Support for geo-locating archival locations, subjects of collected materials, and other elements, to server map-based search interfaces. Examples of map-based discovery interfaces include:

HistoryPin (http://www.historypin.com/),
WhatWasThere (http://www.whatwasthere.com/),

Historvius (http://www.historvius.com/)

Similarly, we see support for event-based retrieval, using timelines or similar devices, as an area in which discovery systems are evolving. Some examples include:

SIMILE, example project timeline for Jewish History http://simile.mit.edu/timeline/examples/religions/jewish-history.html,
Timeline view, Philippine Archives Collection, NARA http://www.archives.gov/research/military/ww2/philippine/timeline.html
Zagora Archaeological Project http://www.powerhousemuseum.com/zagora/timeline/

Analysis Details

We now take a closer look at which elements might drive each function, how the aggregated data fits this purpose both in terms of meeting our thresholds, and how well the content of key elements are fit for purpose. With each element, we’ve included a note about how they are used in ArchiveGrid and in other discovery systems.

Date

Our analysis shows use of <unitdate> within the high-level <did> as medium (72.64% — see Table 7); This makes <unitdate> values less than reliable for functions such as sort and limit by. Consider, for example, a scenario where a researcher is interested in material from the Second World War. Filtering by a date range between 1939-1945 will result in only those documents being presented that have a <unitdate> assigned in that period and may lead to the researcher missing potentially relevant documents. Alternatively, only those documents could be excluded that have a date outside of the indicated range. However, with a large amount of EADs missing a <unitdate> field this approach defeats the purpose of filtering.

Investing effort to bring this element closer to high or complete may be warranted; however, to support dimensions beyond just display, the content of the field or contents of the “normal” attribute must be easily parseable. When we look at the content of <unitdate>, we find a wide range of descriptive practices, some of which could pose problems for machine parsing to support use in indexing and retrieval.

Another issue involved in using the <unitdate> field is that it can be used in several places, e.g., on its own in the top level <did> or as a subelement of <unittitle>.

Comparing the usage of <unitdate> in our collection of EAD documents and that of Wisser, we find that it is one of the elements where we see the greatest divergence, i.e., Wisser’s sample shows a usage of <unitdate> in the <did> of 97.00%.

In ArchiveGrid, dates are used in:

search: they are keyword searchable
display: with the collection title (when available) in brief displays

In other Archival Discovery Systems:

search
browse
sort
display

Extent

Our analysis shows use of <extent> within the high-level <did> as medium (70.43% — see Table 8); as with <unitdate>, the content of <extent> is quite varied and does not easily facilitate sorting, with values ranging from “miscellaneous artifacts” to “2 ceramic heads.” The syntax of the <extent> element (with attributes for @encodinganalog, @type, and @unit) does not currently lend itself to structuring data in a way that can be used for sorting without clear guidelines, tools to enforce appropriate encoding, and rigor on the part of institutions; retrospectively refitting to be utilized in sorting could be a daunting challenge for many institutions.

Many documents in the ArchiveGrid corpus have multiple <extent> statements, further complicating matters, as the system would need to decide which one to sort, for example. For display, including <extent> statements in order to help aid researchers in evaluating results seems fit to purpose.

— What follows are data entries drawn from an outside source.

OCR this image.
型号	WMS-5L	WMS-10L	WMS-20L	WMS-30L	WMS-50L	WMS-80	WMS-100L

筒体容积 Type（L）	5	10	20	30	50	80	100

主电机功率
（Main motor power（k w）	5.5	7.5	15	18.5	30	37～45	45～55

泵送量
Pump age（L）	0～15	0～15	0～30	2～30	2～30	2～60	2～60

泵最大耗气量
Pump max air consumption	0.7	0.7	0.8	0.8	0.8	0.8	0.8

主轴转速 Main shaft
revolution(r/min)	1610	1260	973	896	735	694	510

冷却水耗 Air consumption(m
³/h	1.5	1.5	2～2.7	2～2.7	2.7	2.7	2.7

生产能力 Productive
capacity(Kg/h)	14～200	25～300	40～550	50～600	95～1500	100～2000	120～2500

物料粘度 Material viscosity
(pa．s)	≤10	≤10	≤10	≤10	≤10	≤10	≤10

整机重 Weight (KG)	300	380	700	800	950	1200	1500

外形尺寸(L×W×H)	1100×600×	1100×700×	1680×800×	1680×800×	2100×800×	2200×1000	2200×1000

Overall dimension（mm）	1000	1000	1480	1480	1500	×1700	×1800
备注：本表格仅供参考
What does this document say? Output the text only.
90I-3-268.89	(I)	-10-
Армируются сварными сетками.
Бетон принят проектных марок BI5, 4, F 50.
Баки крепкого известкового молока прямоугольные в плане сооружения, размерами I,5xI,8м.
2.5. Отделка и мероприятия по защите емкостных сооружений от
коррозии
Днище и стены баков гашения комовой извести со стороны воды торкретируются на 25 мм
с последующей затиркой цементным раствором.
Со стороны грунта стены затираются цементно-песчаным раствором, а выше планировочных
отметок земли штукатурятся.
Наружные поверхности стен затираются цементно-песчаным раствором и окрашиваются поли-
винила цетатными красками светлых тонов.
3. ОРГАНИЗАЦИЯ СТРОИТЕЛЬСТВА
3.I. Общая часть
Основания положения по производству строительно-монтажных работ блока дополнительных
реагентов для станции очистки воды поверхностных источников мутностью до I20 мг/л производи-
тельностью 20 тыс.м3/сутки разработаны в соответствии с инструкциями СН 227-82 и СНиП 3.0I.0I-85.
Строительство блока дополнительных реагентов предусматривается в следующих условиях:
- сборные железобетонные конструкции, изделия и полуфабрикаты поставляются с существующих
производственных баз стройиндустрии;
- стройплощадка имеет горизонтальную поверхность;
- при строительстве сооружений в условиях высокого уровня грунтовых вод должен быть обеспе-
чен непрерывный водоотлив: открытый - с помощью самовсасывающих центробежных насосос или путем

In ArchiveGrid, extent is used in:

search: extent values are keyword searchable
display: presented in brief displays and separately in the display of individual collection descriptions

In other Archival Discovery Systems:

sort
display

Collection Title

Our analysis shows use of <unittitle> in the high-level <did> as complete (99.93% — see Table 7); this would suggest that it is suitable for all uses. However, for sorting and browsing, again, utility depends on the content of the element. If the content of the <unittitle> element is something generic like “Records” or “Papers” (in cases where perhaps the creator has been recorded separately in the origination element), then all functions may be less than ideal, but particularly sorting by title or creating browse lists.

Many interfaces either construct browse lists of collections titles, or allow users to sort results by title, or search within titles. Not surprisingly, we found that the required <filedesc> element in the <eadheader> to be complete. Although our analysis did not include elements below <filedesc>, we can assume that the required <titlestmt> and its required child, <titleproper> will be similarly complete.

The fact that <titlestmt> is fully populated is good news for searching and display; however for sorting and constructing browse lists, we would need to have some assurance that the contents of <titleproper> are fit to purpose. This would be an opportunity for further evaluation, although a quick scan of the contents of <titleproper> encouragingly revealed that 42% of ArchiveGrid finding aids have a @type attribute with the value “filing”, which is rather remarkable as there is no specified list of values for type.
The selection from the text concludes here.